AN old-style English pub serving up good, old English, hearty grub at an affordable price. Very little could be finer and it is one of the things the atmospheric Hamilton Russell Arms, in Thorpe Thewles, near Stockton does. But it doesn’t stop there.

Among the classic British pub meals, the fish and chips, the beef and ale pies, there’s so much else on offer such as Indian and Thai, you’d think there must be a whole army of chefs slaving in the kitchen.

Printing the menu takes a full eight pages of A4. There are eight starters, 31 main meals (not including a special menu on Sundays).

You’ll find a children’s menu, a vegetarian menu, a steak menu, “from the sea” menu, light bites menu and a pasta menu even before you get to the deserts and liqueurs.

We were told it was a newlydesigned menu and, by any reckoning, it’s a seriously ambitious effort with the average price of a main meal around the £10 mark.

We arrived on a Tuesday night, apologising for lateness but were greeted with smiles by the girl behind the bar. Drinking in the atmosphere in this surprisingly big pub with our pricey drinks (£9.60 for a large wine and a pint of lager) we both relaxed.

There’s the wooden beams with the corny quotes “come and sup a while” written in flowery writing, the fire places, comfy seats.

It’s roomy with soft lights and has bags of ambience despite its large size.

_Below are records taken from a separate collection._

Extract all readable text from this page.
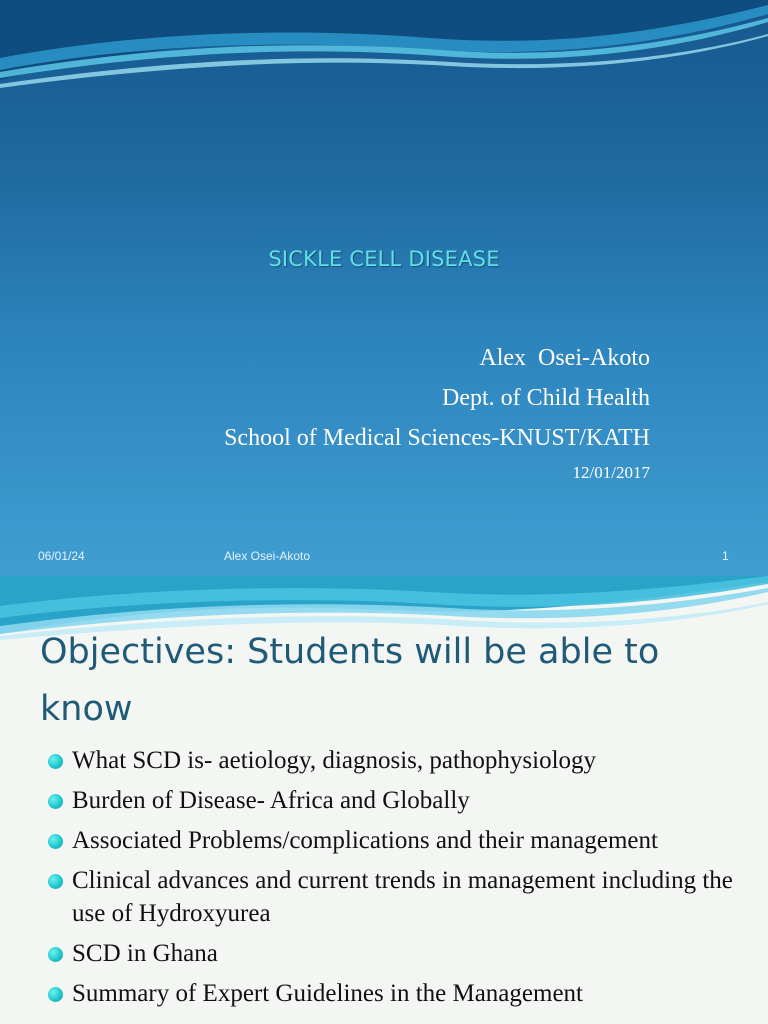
SICKLE CELL DISEASE
Alex  Osei-Akoto
Dept. of Child Health
School of Medical Sciences-KNUST/KATH
12/01/2017
06/01/24	Alex Osei-Akoto	1
Objectives: Students will be able to know
What SCD is- aetiology, diagnosis, pathophysiology
Burden of Disease- Africa and Globally
Associated Problems/complications and their management
Clinical advances and current trends in management including the use of Hydroxyurea
SCD in Ghana
Summary of Expert Guidelines in the Management
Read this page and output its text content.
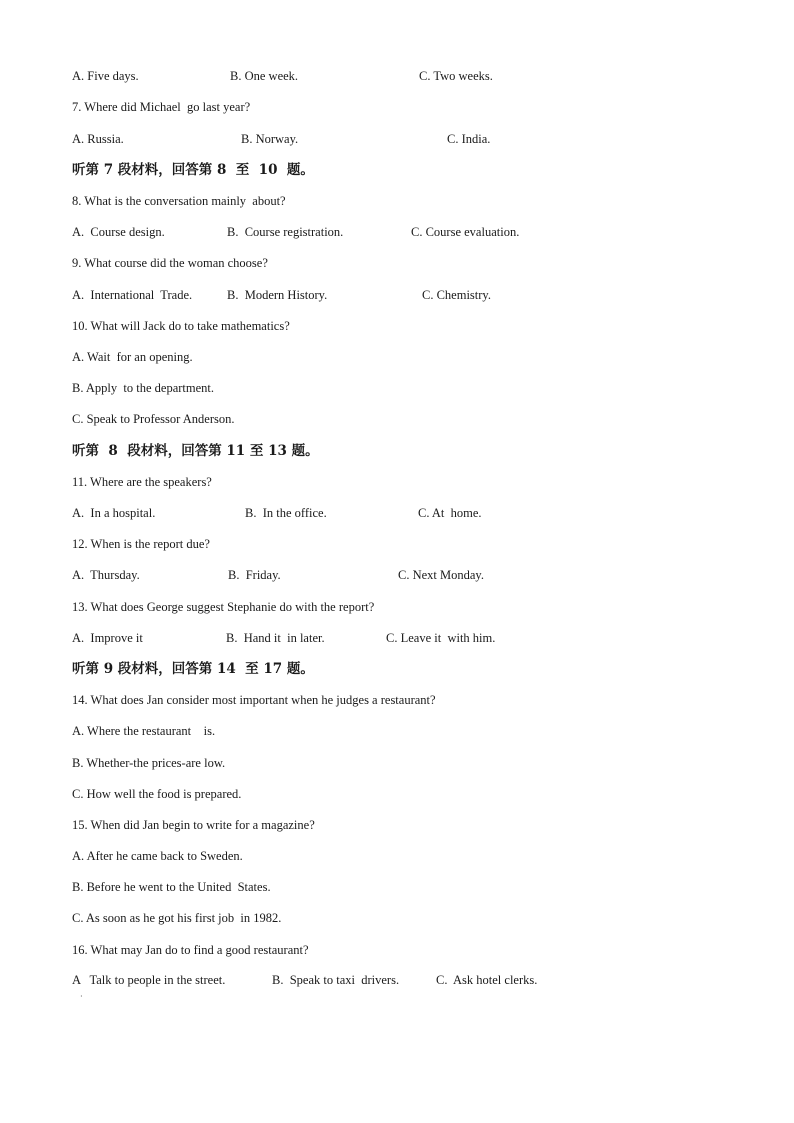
A. Five days.	B. One week.	C. Two weeks.
7. Where did Michael  go last year?
A. Russia.	B. Norway.	C. India.
听第 7 段材料，回答第 8  至  10  题。
8. What is the conversation mainly  about?
A.  Course design.	B.  Course registration.	C. Course evaluation.
9. What course did the woman choose?
A.  International  Trade.	B.  Modern History.	C. Chemistry.
10. What will Jack do to take mathematics?
A. Wait  for an opening.
B. Apply  to the department.
C. Speak to Professor Anderson.
听第  8  段材料，回答第 11 至 13 题。
11. Where are the speakers?
A.  In a hospital.	B.  In the office.	C. At  home.
12. When is the report due?
A.  Thursday.	B.  Friday.	C. Next Monday.
13. What does George suggest Stephanie do with the report?
A.  Improve it	B.  Hand it  in later.	C. Leave it  with him.
听第 9 段材料，回答第 14  至 17 题。
14. What does Jan consider most important when he judges a restaurant?
A. Where the restaurant    is.
B. Whether-the prices-are low.
C. How well the food is prepared.
15. When did Jan begin to write for a magazine?
A. After he came back to Sweden.
B. Before he went to the United  States.
C. As soon as he got his first job  in 1982.
16. What may Jan do to find a good restaurant?
A   Talk to people in the street.	B.  Speak to taxi  drivers.	C.  Ask hotel clerks.
·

Looking at the menu I go for the more classic, British pub options. I ordered mushroom and Stilton on bread for starters (£5.25) and pork and mashed potato with a creamy sauce for main (£10.50). My partner went for whitebait with horseradish (£5.20) and fancied something spicy and not-toobland for her main: hoi sin beef served with a “timbale”

of rice (£10.50).

My food, the more traditional pub fare, was well worth the price. The mushrooms were tasty, the Stilton wellmelted, the bread not overcooked or stale. My pork was thick and tender, the sauce surprisingly delicate.

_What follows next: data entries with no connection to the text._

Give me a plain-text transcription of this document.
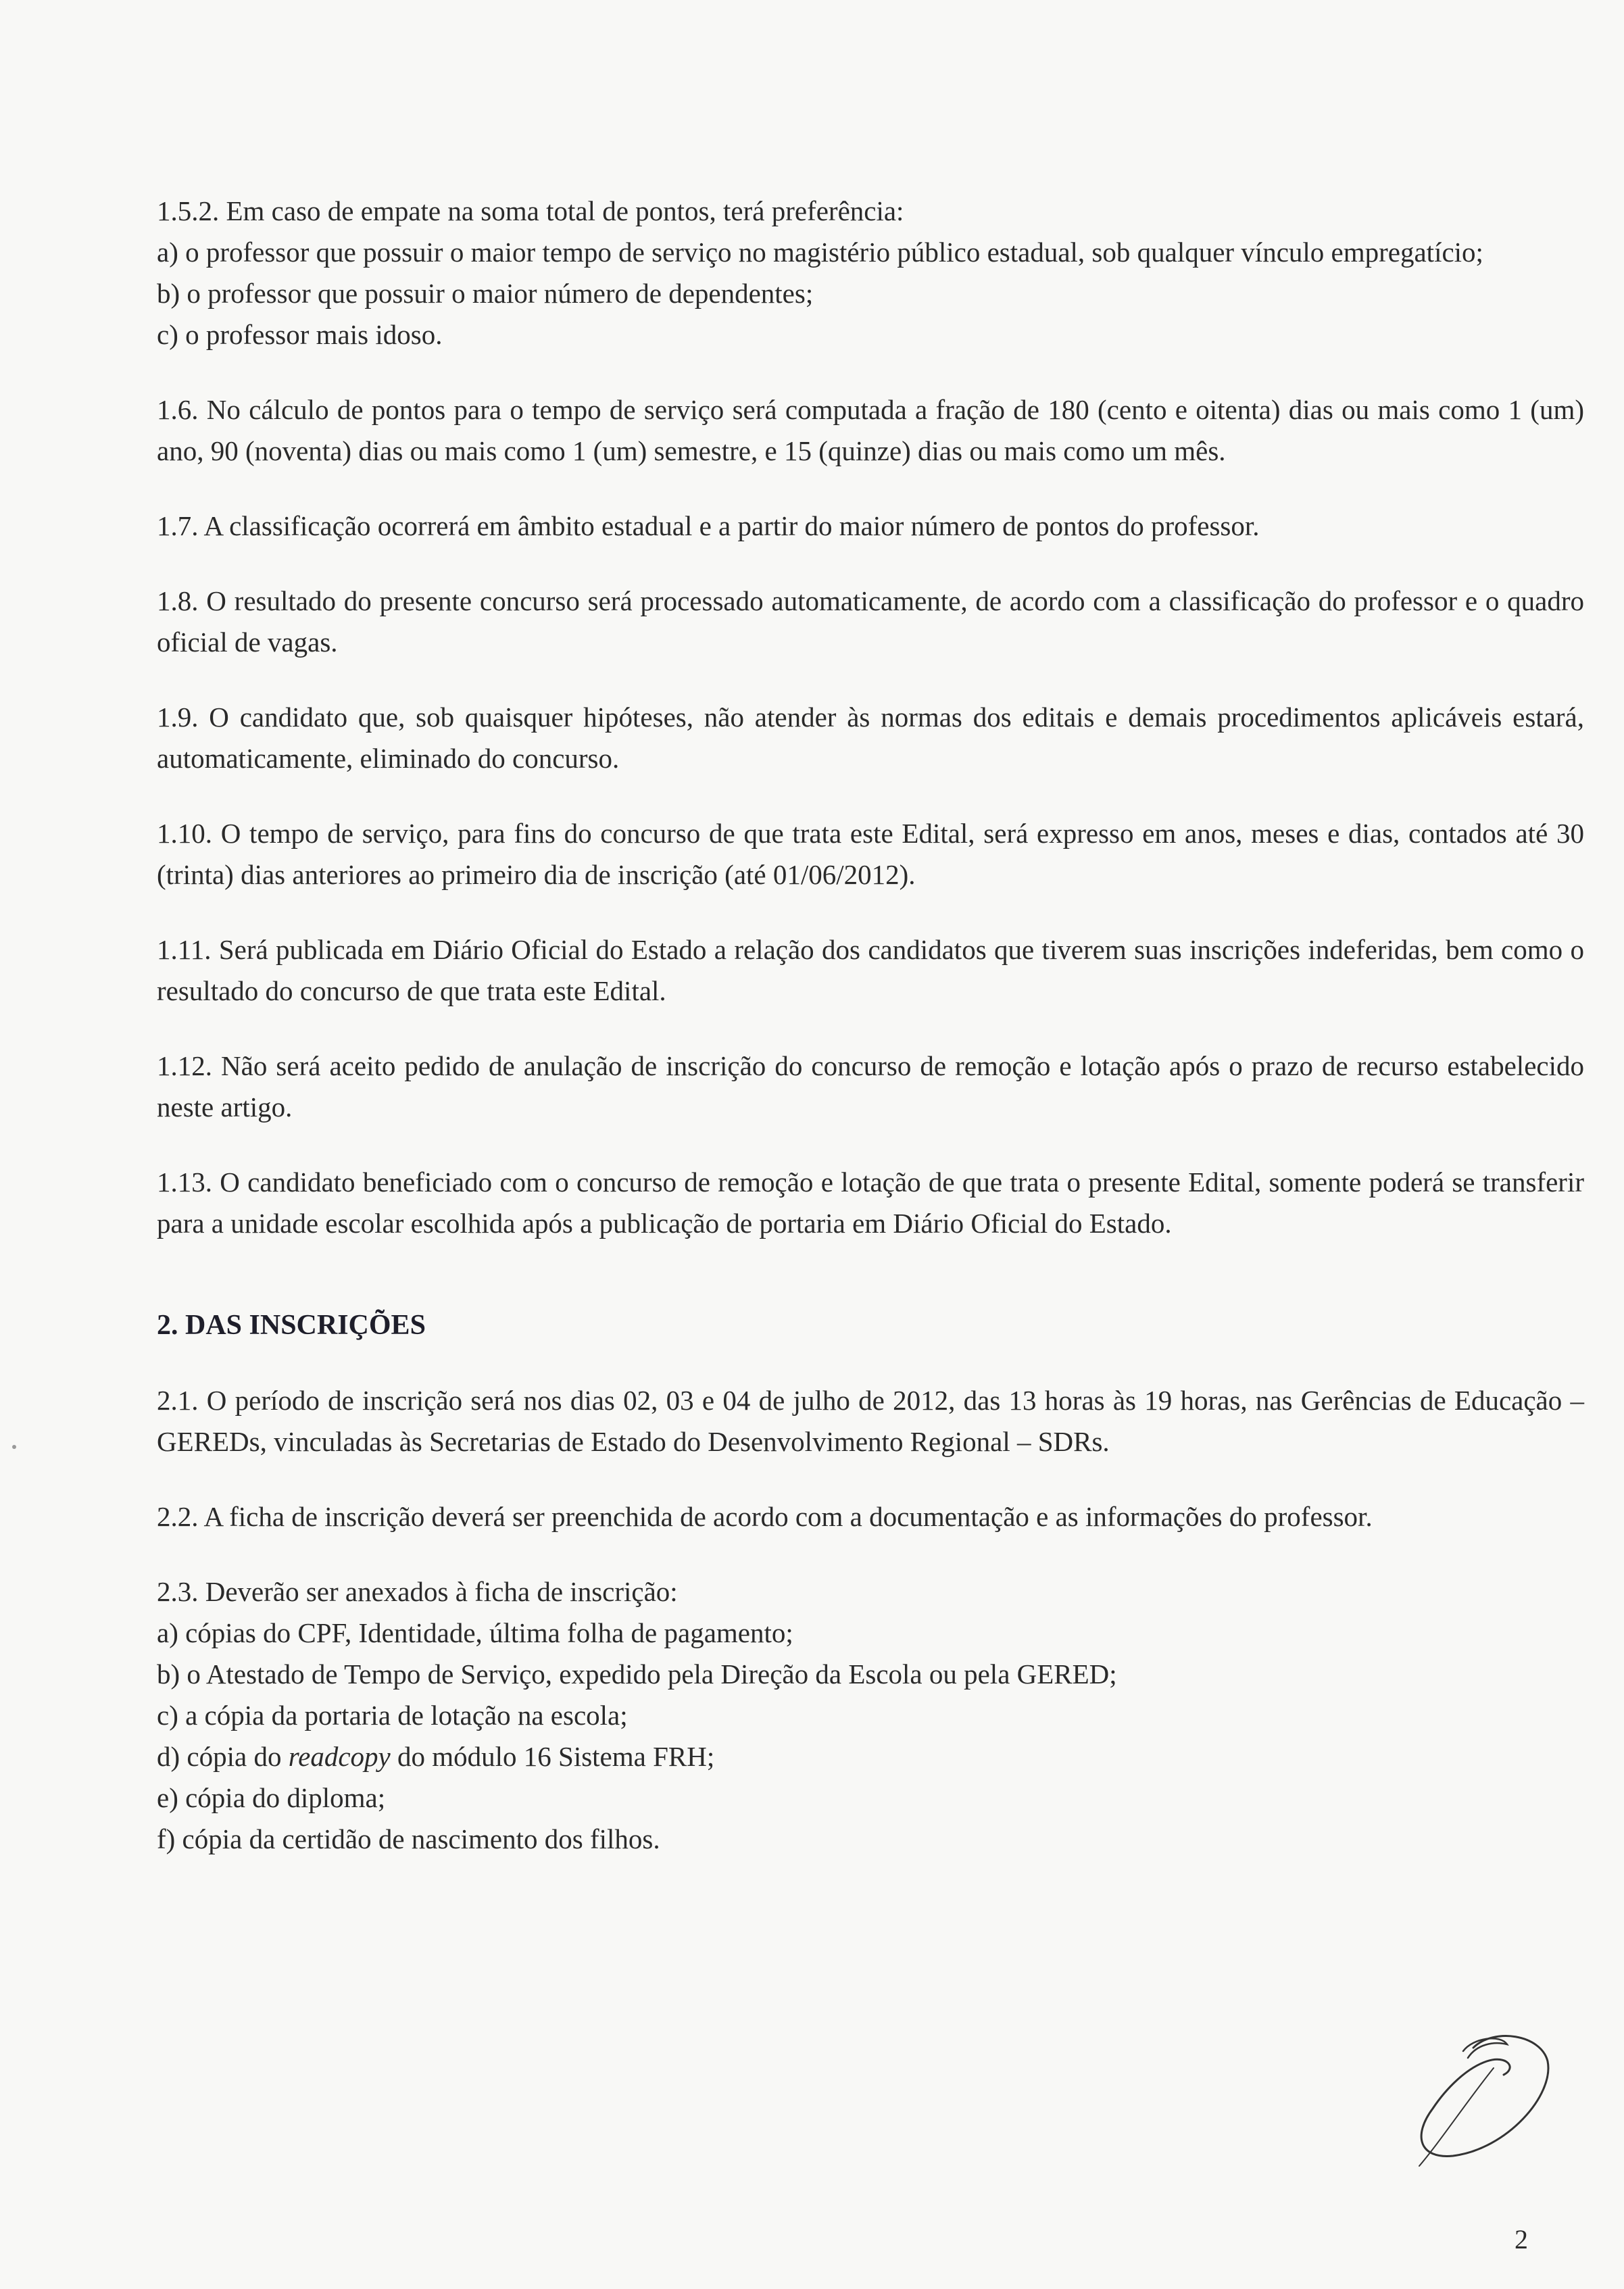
1.5.2. Em caso de empate na soma total de pontos, terá preferência:
a) o professor que possuir o maior tempo de serviço no magistério público estadual, sob qualquer vínculo empregatício;
b) o professor que possuir o maior número de dependentes;
c) o professor mais idoso.

1.6. No cálculo de pontos para o tempo de serviço será computada a fração de 180 (cento e oitenta) dias ou mais como 1 (um) ano, 90 (noventa) dias ou mais como 1 (um) semestre, e 15 (quinze) dias ou mais como um mês.

1.7. A classificação ocorrerá em âmbito estadual e a partir do maior número de pontos do professor.

1.8. O resultado do presente concurso será processado automaticamente, de acordo com a classificação do professor e o quadro oficial de vagas.

1.9. O candidato que, sob quaisquer hipóteses, não atender às normas dos editais e demais procedimentos aplicáveis estará, automaticamente, eliminado do concurso.

1.10. O tempo de serviço, para fins do concurso de que trata este Edital, será expresso em anos, meses e dias, contados até 30 (trinta) dias anteriores ao primeiro dia de inscrição (até 01/06/2012).

1.11. Será publicada em Diário Oficial do Estado a relação dos candidatos que tiverem suas inscrições indeferidas, bem como o resultado do concurso de que trata este Edital.

1.12. Não será aceito pedido de anulação de inscrição do concurso de remoção e lotação após o prazo de recurso estabelecido neste artigo.

1.13. O candidato beneficiado com o concurso de remoção e lotação de que trata o presente Edital, somente poderá se transferir para a unidade escolar escolhida após a publicação de portaria em Diário Oficial do Estado.

2. DAS INSCRIÇÕES

2.1. O período de inscrição será nos dias 02, 03 e 04 de julho de 2012, das 13 horas às 19 horas, nas Gerências de Educação – GEREDs, vinculadas às Secretarias de Estado do Desenvolvimento Regional – SDRs.

2.2. A ficha de inscrição deverá ser preenchida de acordo com a documentação e as informações do professor.

2.3. Deverão ser anexados à ficha de inscrição:
a) cópias do CPF, Identidade, última folha de pagamento;
b) o Atestado de Tempo de Serviço, expedido pela Direção da Escola ou pela GERED;
c) a cópia da portaria de lotação na escola;
d) cópia do readcopy do módulo 16 Sistema FRH;
e) cópia do diploma;
f) cópia da certidão de nascimento dos filhos.
2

My partner’s breaded whitebait was slightly over cooked, a bit too crispy but the horseradish was good: it seemed home grown and was strong and fiery, to our taste but probably a bit much for others. The strips of beef were slightly chewy, nothing fatal. The hoi sin sauce tasted, to me, like the kind of sauce you get in a packet, but that may be unfair.

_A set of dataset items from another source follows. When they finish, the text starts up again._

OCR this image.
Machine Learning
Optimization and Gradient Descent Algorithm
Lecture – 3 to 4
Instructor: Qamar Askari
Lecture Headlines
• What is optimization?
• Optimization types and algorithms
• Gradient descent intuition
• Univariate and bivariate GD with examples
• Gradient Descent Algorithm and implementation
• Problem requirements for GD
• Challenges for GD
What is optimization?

Overall the traditional, every-day pub food was superior and recommended as very good value for money, especially the pork. The hoi sin beef was not bad, and we didn’t feel ripped off at the £10 price. Maybe the good atmosphere led us to expect more.

After all that we were full but decided, purely out of a sense of duty you understand, to have a pudding. It was getting late, about 9.45pm, but our one and only waitress, a friendly, hard-working young woman, still took time to ask how we were. However, she was busy. The manager came and started to clean up tables.

After some time we grabbed his attention and asked for the menu. More time passed, another 15 minutes or so. In the end I got up and went looking for service.

It was worth the effort. The apple and toffee crumble (£6.50) matched the pork’s quality, with a fine crumble, not too heavy, and there wasn’t too much toffee to make it stodgy.

As we eat the manager was trying to clean up tables around us, sighing heavily, and, to be fair, it was well after 10pm. We began to feel guilty. However, our waitress, smiley and helpful, took time to chat a little and lightened the mood. She informed us the new menu is possibly going to be trimmed down, which makes sense.

We ended the evening by strolling around this picturesque village and noted the fact that Thorpe Thewles has a second pub, The Vane Arms, serving what looks like high quality food. The villagers are much blessed.